Таким образом, следует перевернуть экзистенциалистский трюизм, согласно которому, пока мы вовлечены в текущий исторический процесс, мы находим в нем множество возможностей и вольны делать из них свой выбор, но тот же самый процесс выглядит полностью детерминированным и принудительным, закрытым для альтернатив, когда мы воспринимаем его ретроактивно: напротив, вовлеченные в процесс люди думают, что угодили в ловушку Судьбы, и просто реагируют на происходящее, тогда как, заняв ретроактивную позицию, мы можем разглядеть в прошлом альтернативные возможности развития событий. (И разве тот факт, что теология предопределения легитимировала бурное развитие капитализма, не подтверждает всю силу этого парадокса?) Именно так Дюпюи предлагает противодействовать катастрофе: вначале мы должны отнестись к ней как к нашей судьбе, как к неизбежности, а затем спроецировать себя на нее, стать на ее позицию, чтобы ретроактивно поместить в ее прошлое (прошлое будущего) контрфактические возможности («если бы мы сделали то и это, катастрофа, которую мы сейчас переживаем, не произошла бы!»), в силу которых мы действуем сегодня.
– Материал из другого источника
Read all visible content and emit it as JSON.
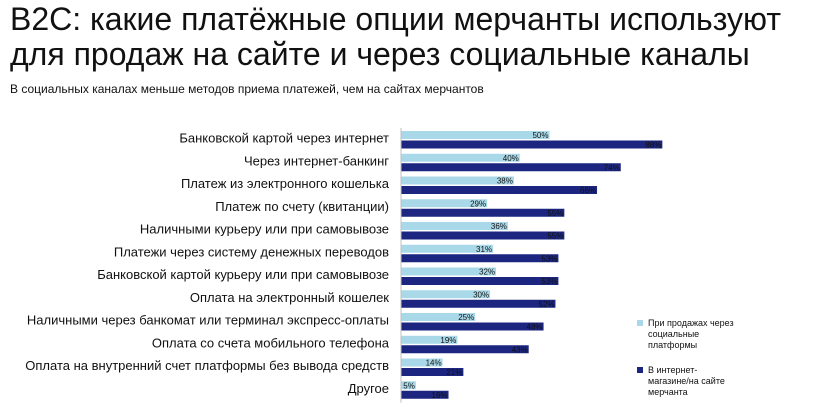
{
  "header": {
    "title_line1": "B2C: какие платёжные опции мерчанты используют",
    "title_line2": "для продаж на сайте и через социальные каналы",
    "subtitle": "В социальных каналах меньше методов приема платежей, чем на сайтах мерчантов"
  },
  "colors": {
    "social": "#a9d9e8",
    "site": "#1c2680"
  },
  "chart_data": {
    "type": "bar",
    "orientation": "horizontal",
    "title": "B2C: какие платёжные опции мерчанты используют для продаж на сайте и через социальные каналы",
    "subtitle": "В социальных каналах меньше методов приема платежей, чем на сайтах мерчантов",
    "categories": [
      "Банковской картой через интернет",
      "Через интернет-банкинг",
      "Платеж из электронного кошелька",
      "Платеж по счету (квитанции)",
      "Наличными курьеру или при самовывозе",
      "Платежи через систему денежных переводов",
      "Банковской картой курьеру или при самовывозе",
      "Оплата на электронный кошелек",
      "Наличными через банкомат или терминал экспресс-оплаты",
      "Оплата со счета мобильного телефона",
      "Оплата на внутренний счет платформы без вывода средств",
      "Другое"
    ],
    "series": [
      {
        "name": "При продажах через социальные платформы",
        "values": [
          50,
          40,
          38,
          29,
          36,
          31,
          32,
          30,
          25,
          19,
          14,
          5
        ]
      },
      {
        "name": "В интернет-магазине/на сайте мерчанта",
        "values": [
          88,
          74,
          66,
          55,
          55,
          53,
          53,
          52,
          48,
          43,
          21,
          16
        ]
      }
    ],
    "value_suffix": "%",
    "xlim": [
      0,
      100
    ],
    "legend_position": "right"
  },
  "legend": {
    "social_line1": "При продажах через",
    "social_line2": "социальные",
    "social_line3": "платформы",
    "site_line1": "В интернет-",
    "site_line2": "магазине/на сайте",
    "site_line3": "мерчанта"
  }
}
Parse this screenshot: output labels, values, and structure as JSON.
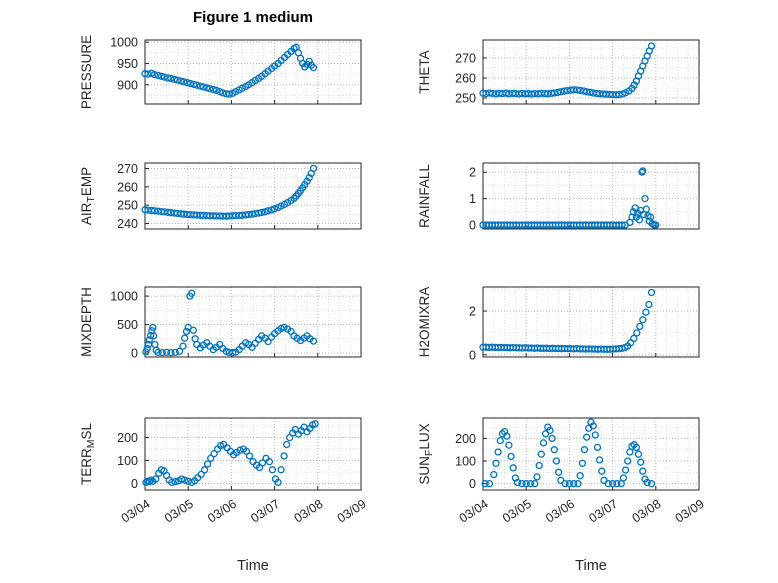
{
  "title": "Figure 1 medium",
  "xlabel": "Time",
  "xticklabels": [
    "03/04",
    "03/05",
    "03/06",
    "03/07",
    "03/08",
    "03/09"
  ],
  "xlim": [
    0,
    5
  ],
  "marker_color": "#0072BD",
  "axis_color": "#262626",
  "chart_data": [
    {
      "type": "scatter",
      "name": "PRESSURE",
      "ylabel_parts": [
        {
          "text": "PRESSURE"
        }
      ],
      "yticks": [
        900,
        950,
        1000
      ],
      "ylim": [
        855,
        1005
      ],
      "x": [
        0.0,
        0.07,
        0.15,
        0.22,
        0.3,
        0.38,
        0.45,
        0.53,
        0.6,
        0.68,
        0.75,
        0.83,
        0.9,
        0.98,
        1.05,
        1.13,
        1.2,
        1.28,
        1.35,
        1.43,
        1.5,
        1.58,
        1.65,
        1.73,
        1.8,
        1.88,
        1.95,
        2.03,
        2.1,
        2.18,
        2.25,
        2.33,
        2.4,
        2.48,
        2.55,
        2.63,
        2.7,
        2.78,
        2.85,
        2.93,
        3.0,
        3.08,
        3.15,
        3.23,
        3.3,
        3.38,
        3.45,
        3.5,
        3.55,
        3.6,
        3.65,
        3.7,
        3.75,
        3.8,
        3.85,
        3.9
      ],
      "y": [
        926,
        925,
        927,
        924,
        922,
        920,
        918,
        916,
        915,
        913,
        911,
        909,
        907,
        905,
        903,
        901,
        899,
        897,
        895,
        893,
        891,
        889,
        887,
        884,
        881,
        879,
        878,
        880,
        884,
        888,
        892,
        896,
        900,
        905,
        910,
        915,
        920,
        926,
        932,
        938,
        944,
        950,
        957,
        964,
        971,
        978,
        985,
        988,
        975,
        962,
        950,
        942,
        948,
        955,
        946,
        940
      ]
    },
    {
      "type": "scatter",
      "name": "THETA",
      "ylabel_parts": [
        {
          "text": "THETA"
        }
      ],
      "yticks": [
        250,
        260,
        270
      ],
      "ylim": [
        247,
        279
      ],
      "x": [
        0.0,
        0.07,
        0.15,
        0.22,
        0.3,
        0.38,
        0.45,
        0.53,
        0.6,
        0.68,
        0.75,
        0.83,
        0.9,
        0.98,
        1.05,
        1.13,
        1.2,
        1.28,
        1.35,
        1.43,
        1.5,
        1.58,
        1.65,
        1.73,
        1.8,
        1.88,
        1.95,
        2.03,
        2.1,
        2.18,
        2.25,
        2.33,
        2.4,
        2.48,
        2.55,
        2.63,
        2.7,
        2.78,
        2.85,
        2.93,
        3.0,
        3.08,
        3.15,
        3.23,
        3.3,
        3.38,
        3.45,
        3.5,
        3.55,
        3.6,
        3.65,
        3.7,
        3.75,
        3.8,
        3.85,
        3.9
      ],
      "y": [
        252.4,
        252.2,
        252.5,
        252.3,
        252.1,
        252.3,
        252.2,
        252.4,
        252.1,
        252.3,
        252.2,
        252.0,
        252.3,
        252.1,
        252.2,
        252.0,
        252.2,
        252.1,
        252.3,
        252.2,
        252.1,
        252.3,
        252.5,
        252.8,
        253.1,
        253.4,
        253.7,
        253.9,
        254.1,
        254.0,
        253.8,
        253.5,
        253.1,
        252.8,
        252.5,
        252.3,
        252.1,
        252.0,
        251.9,
        251.8,
        251.7,
        251.6,
        251.7,
        252.0,
        252.6,
        253.5,
        254.8,
        256.5,
        258.5,
        261.0,
        263.5,
        266.0,
        268.5,
        271.0,
        273.5,
        276.0
      ]
    },
    {
      "type": "scatter",
      "name": "AIR_TEMP",
      "ylabel_parts": [
        {
          "text": "AIR"
        },
        {
          "text": "T",
          "sub": true
        },
        {
          "text": "EMP"
        }
      ],
      "yticks": [
        240,
        250,
        260,
        270
      ],
      "ylim": [
        237,
        273
      ],
      "x": [
        0.0,
        0.07,
        0.15,
        0.22,
        0.3,
        0.38,
        0.45,
        0.53,
        0.6,
        0.68,
        0.75,
        0.83,
        0.9,
        0.98,
        1.05,
        1.13,
        1.2,
        1.28,
        1.35,
        1.43,
        1.5,
        1.58,
        1.65,
        1.73,
        1.8,
        1.88,
        1.95,
        2.03,
        2.1,
        2.18,
        2.25,
        2.33,
        2.4,
        2.48,
        2.55,
        2.63,
        2.7,
        2.78,
        2.85,
        2.93,
        3.0,
        3.08,
        3.15,
        3.23,
        3.3,
        3.38,
        3.45,
        3.5,
        3.55,
        3.6,
        3.65,
        3.7,
        3.75,
        3.8,
        3.85,
        3.9
      ],
      "y": [
        247.5,
        247.3,
        247.1,
        246.9,
        246.7,
        246.5,
        246.3,
        246.1,
        245.9,
        245.7,
        245.5,
        245.3,
        245.1,
        244.9,
        244.8,
        244.7,
        244.6,
        244.5,
        244.4,
        244.3,
        244.2,
        244.2,
        244.1,
        244.1,
        244.0,
        244.0,
        244.1,
        244.2,
        244.3,
        244.4,
        244.5,
        244.7,
        244.9,
        245.1,
        245.4,
        245.7,
        246.0,
        246.4,
        246.9,
        247.4,
        248.0,
        248.7,
        249.5,
        250.4,
        251.4,
        252.5,
        253.7,
        255.0,
        256.4,
        257.9,
        259.5,
        261.2,
        263.0,
        265.0,
        267.3,
        270.0
      ]
    },
    {
      "type": "scatter",
      "name": "RAINFALL",
      "ylabel_parts": [
        {
          "text": "RAINFALL"
        }
      ],
      "yticks": [
        0,
        1,
        2
      ],
      "ylim": [
        -0.15,
        2.35
      ],
      "x": [
        0.0,
        0.07,
        0.14,
        0.21,
        0.28,
        0.35,
        0.42,
        0.49,
        0.56,
        0.63,
        0.7,
        0.77,
        0.84,
        0.91,
        0.98,
        1.05,
        1.12,
        1.19,
        1.26,
        1.33,
        1.4,
        1.47,
        1.54,
        1.61,
        1.68,
        1.75,
        1.82,
        1.89,
        1.96,
        2.03,
        2.1,
        2.17,
        2.24,
        2.31,
        2.38,
        2.45,
        2.52,
        2.59,
        2.66,
        2.73,
        2.8,
        2.87,
        2.94,
        3.01,
        3.08,
        3.15,
        3.22,
        3.29,
        3.4,
        3.45,
        3.48,
        3.52,
        3.55,
        3.58,
        3.62,
        3.65,
        3.68,
        3.7,
        3.72,
        3.75,
        3.78,
        3.82,
        3.85,
        3.88,
        3.92,
        3.96,
        4.0
      ],
      "y": [
        0,
        0,
        0,
        0,
        0,
        0,
        0,
        0,
        0,
        0,
        0,
        0,
        0,
        0,
        0,
        0,
        0,
        0,
        0,
        0,
        0,
        0,
        0,
        0,
        0,
        0,
        0,
        0,
        0,
        0,
        0,
        0,
        0,
        0,
        0,
        0,
        0,
        0,
        0,
        0,
        0,
        0,
        0,
        0,
        0,
        0,
        0,
        0,
        0.1,
        0.3,
        0.5,
        0.65,
        0.3,
        0.45,
        0.2,
        0.55,
        2.0,
        2.05,
        0.4,
        1.0,
        0.6,
        0.35,
        0.15,
        0.3,
        0.05,
        0,
        0
      ]
    },
    {
      "type": "scatter",
      "name": "MIXDEPTH",
      "ylabel_parts": [
        {
          "text": "MIXDEPTH"
        }
      ],
      "yticks": [
        0,
        500,
        1000
      ],
      "ylim": [
        -70,
        1160
      ],
      "x": [
        0.02,
        0.05,
        0.08,
        0.1,
        0.13,
        0.16,
        0.18,
        0.2,
        0.23,
        0.26,
        0.3,
        0.4,
        0.5,
        0.6,
        0.7,
        0.8,
        0.88,
        0.92,
        0.96,
        1.0,
        1.04,
        1.08,
        1.12,
        1.16,
        1.2,
        1.28,
        1.35,
        1.43,
        1.5,
        1.58,
        1.65,
        1.73,
        1.8,
        1.88,
        1.95,
        2.03,
        2.1,
        2.18,
        2.25,
        2.33,
        2.4,
        2.48,
        2.55,
        2.63,
        2.7,
        2.78,
        2.85,
        2.93,
        3.0,
        3.08,
        3.15,
        3.22,
        3.3,
        3.38,
        3.45,
        3.52,
        3.6,
        3.68,
        3.75,
        3.82,
        3.9
      ],
      "y": [
        20,
        80,
        150,
        230,
        310,
        390,
        450,
        300,
        150,
        50,
        10,
        5,
        10,
        5,
        10,
        30,
        120,
        260,
        380,
        450,
        1000,
        1050,
        400,
        250,
        150,
        90,
        140,
        180,
        120,
        60,
        100,
        150,
        80,
        30,
        10,
        5,
        15,
        60,
        120,
        180,
        150,
        100,
        170,
        240,
        300,
        260,
        200,
        280,
        340,
        390,
        430,
        450,
        420,
        380,
        300,
        260,
        220,
        260,
        300,
        250,
        210
      ]
    },
    {
      "type": "scatter",
      "name": "H2OMIXRA",
      "ylabel_parts": [
        {
          "text": "H2OMIXRA"
        }
      ],
      "yticks": [
        0,
        2
      ],
      "ylim": [
        -0.1,
        3.1
      ],
      "x": [
        0.0,
        0.07,
        0.14,
        0.21,
        0.28,
        0.35,
        0.42,
        0.49,
        0.56,
        0.63,
        0.7,
        0.77,
        0.84,
        0.91,
        0.98,
        1.05,
        1.12,
        1.19,
        1.26,
        1.33,
        1.4,
        1.47,
        1.54,
        1.61,
        1.68,
        1.75,
        1.82,
        1.89,
        1.96,
        2.03,
        2.1,
        2.17,
        2.24,
        2.31,
        2.38,
        2.45,
        2.52,
        2.59,
        2.66,
        2.73,
        2.8,
        2.87,
        2.94,
        3.01,
        3.08,
        3.15,
        3.22,
        3.29,
        3.35,
        3.42,
        3.49,
        3.56,
        3.63,
        3.7,
        3.77,
        3.84,
        3.9
      ],
      "y": [
        0.35,
        0.35,
        0.34,
        0.35,
        0.34,
        0.33,
        0.34,
        0.33,
        0.33,
        0.32,
        0.33,
        0.32,
        0.32,
        0.31,
        0.32,
        0.31,
        0.31,
        0.3,
        0.31,
        0.3,
        0.3,
        0.3,
        0.29,
        0.3,
        0.29,
        0.29,
        0.28,
        0.29,
        0.28,
        0.28,
        0.27,
        0.28,
        0.27,
        0.27,
        0.26,
        0.27,
        0.26,
        0.26,
        0.25,
        0.26,
        0.25,
        0.25,
        0.25,
        0.26,
        0.27,
        0.28,
        0.3,
        0.33,
        0.4,
        0.55,
        0.75,
        1.0,
        1.3,
        1.6,
        1.95,
        2.3,
        2.85
      ]
    },
    {
      "type": "scatter",
      "name": "TERR_MSL",
      "ylabel_parts": [
        {
          "text": "TERR"
        },
        {
          "text": "M",
          "sub": true
        },
        {
          "text": "SL"
        }
      ],
      "yticks": [
        0,
        100,
        200
      ],
      "ylim": [
        -28,
        285
      ],
      "x": [
        0.02,
        0.06,
        0.1,
        0.14,
        0.18,
        0.25,
        0.32,
        0.38,
        0.44,
        0.5,
        0.56,
        0.62,
        0.7,
        0.78,
        0.85,
        0.92,
        1.0,
        1.08,
        1.15,
        1.22,
        1.3,
        1.38,
        1.45,
        1.52,
        1.6,
        1.68,
        1.75,
        1.82,
        1.9,
        1.98,
        2.05,
        2.12,
        2.2,
        2.28,
        2.35,
        2.42,
        2.5,
        2.58,
        2.65,
        2.72,
        2.8,
        2.88,
        2.95,
        3.02,
        3.08,
        3.15,
        3.22,
        3.28,
        3.35,
        3.42,
        3.48,
        3.55,
        3.62,
        3.68,
        3.75,
        3.82,
        3.88,
        3.94
      ],
      "y": [
        5,
        10,
        8,
        15,
        10,
        20,
        45,
        60,
        55,
        35,
        15,
        5,
        8,
        12,
        20,
        15,
        10,
        5,
        12,
        25,
        40,
        60,
        85,
        110,
        130,
        150,
        165,
        170,
        155,
        140,
        125,
        135,
        145,
        150,
        140,
        120,
        95,
        80,
        70,
        90,
        110,
        95,
        60,
        20,
        5,
        60,
        120,
        170,
        200,
        220,
        235,
        215,
        230,
        245,
        225,
        240,
        255,
        260
      ]
    },
    {
      "type": "scatter",
      "name": "SUN_FLUX",
      "ylabel_parts": [
        {
          "text": "SUN"
        },
        {
          "text": "F",
          "sub": true
        },
        {
          "text": "LUX"
        }
      ],
      "yticks": [
        0,
        100,
        200
      ],
      "ylim": [
        -28,
        290
      ],
      "x": [
        0.05,
        0.15,
        0.25,
        0.3,
        0.35,
        0.4,
        0.45,
        0.5,
        0.55,
        0.6,
        0.65,
        0.7,
        0.75,
        0.8,
        0.9,
        1.0,
        1.1,
        1.2,
        1.25,
        1.3,
        1.35,
        1.4,
        1.45,
        1.5,
        1.55,
        1.6,
        1.65,
        1.7,
        1.75,
        1.8,
        1.9,
        2.0,
        2.1,
        2.2,
        2.25,
        2.3,
        2.35,
        2.4,
        2.45,
        2.5,
        2.55,
        2.6,
        2.65,
        2.7,
        2.75,
        2.8,
        2.9,
        3.0,
        3.1,
        3.2,
        3.25,
        3.3,
        3.35,
        3.4,
        3.45,
        3.5,
        3.55,
        3.6,
        3.65,
        3.7,
        3.75,
        3.8,
        3.9
      ],
      "y": [
        0,
        0,
        40,
        90,
        140,
        190,
        220,
        230,
        210,
        170,
        120,
        70,
        25,
        5,
        0,
        0,
        0,
        0,
        30,
        80,
        130,
        180,
        220,
        250,
        235,
        200,
        150,
        100,
        50,
        15,
        0,
        0,
        0,
        0,
        35,
        90,
        150,
        205,
        245,
        272,
        255,
        215,
        160,
        105,
        55,
        15,
        0,
        0,
        0,
        0,
        25,
        60,
        100,
        140,
        165,
        172,
        160,
        130,
        95,
        55,
        20,
        5,
        0
      ]
    }
  ]
}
И разве переход от классического исторического материализма к «диалектике Просвещения» Адорно и Хоркхаймера не является в высшей степени показательным как пример отрицания положительной судьбы? В то время как классический марксизм предписывал нам жить и действовать во имя приближения необходимости (коммунизма). Адорно и Хоркхаймер спроецировали себя на конечный катастрофический результат, который они воспринимали как неизбежный (возникновение «администрируемого общества» тотального манипулирования и конец субъективности), чтобы потребовать от нас действовать против этого результата в нашем настоящем.

Такая стратегия противоположна той позиции, которую заняли США в «войне с террором» — бороться с угрозой путем нанесения превентивных ударов по потенциальному врагу. В фильме Спилберга Minority Report («Особое мнение») преступников арестовывают до того, как они совершили преступление, поскольку три человека, которые благодаря чудовищным научным экспериментам приобрели способность предвидеть будущее, могут точно предсказывать действия преступников. Разве здесь нет четкой параллели с новой доктриной Чейни, где идет речь о готовности напасть на любое государство или вражескую силу еще до того, как это государство создаст средства, чтобы стать угрозой для США, то есть в момент, когда оно МОГЛО БЫ превратиться в такую угрозу?24 И, аналогичным образом. разве несогласие Герхарда Шредера с планами США по превентивному нападению на Ирак не было своего рода «особым мнением», сигнализирующим о несогласии с тем, как другие видят будущее? Состояние, в котором мы живем сегодня в период «войны с террором», — это состояние отложенной на бесконечное время террористической угрозы: в грядущей Катастрофе (новой атаке террористов) никто не сомневается, но, тем не менее, она бесконечно откладывается. Что в действительности произойдет, даже если это будет еще более страшное нападение, чем 11 сентября, оно будет не «тем». И важно, что здесь мы завершаем трансцендентальный поворот: подлинной катастрофой УЖЕ ЯВЛЯЕТСЯ жизнь под страхом постоянной угрозы катастрофы.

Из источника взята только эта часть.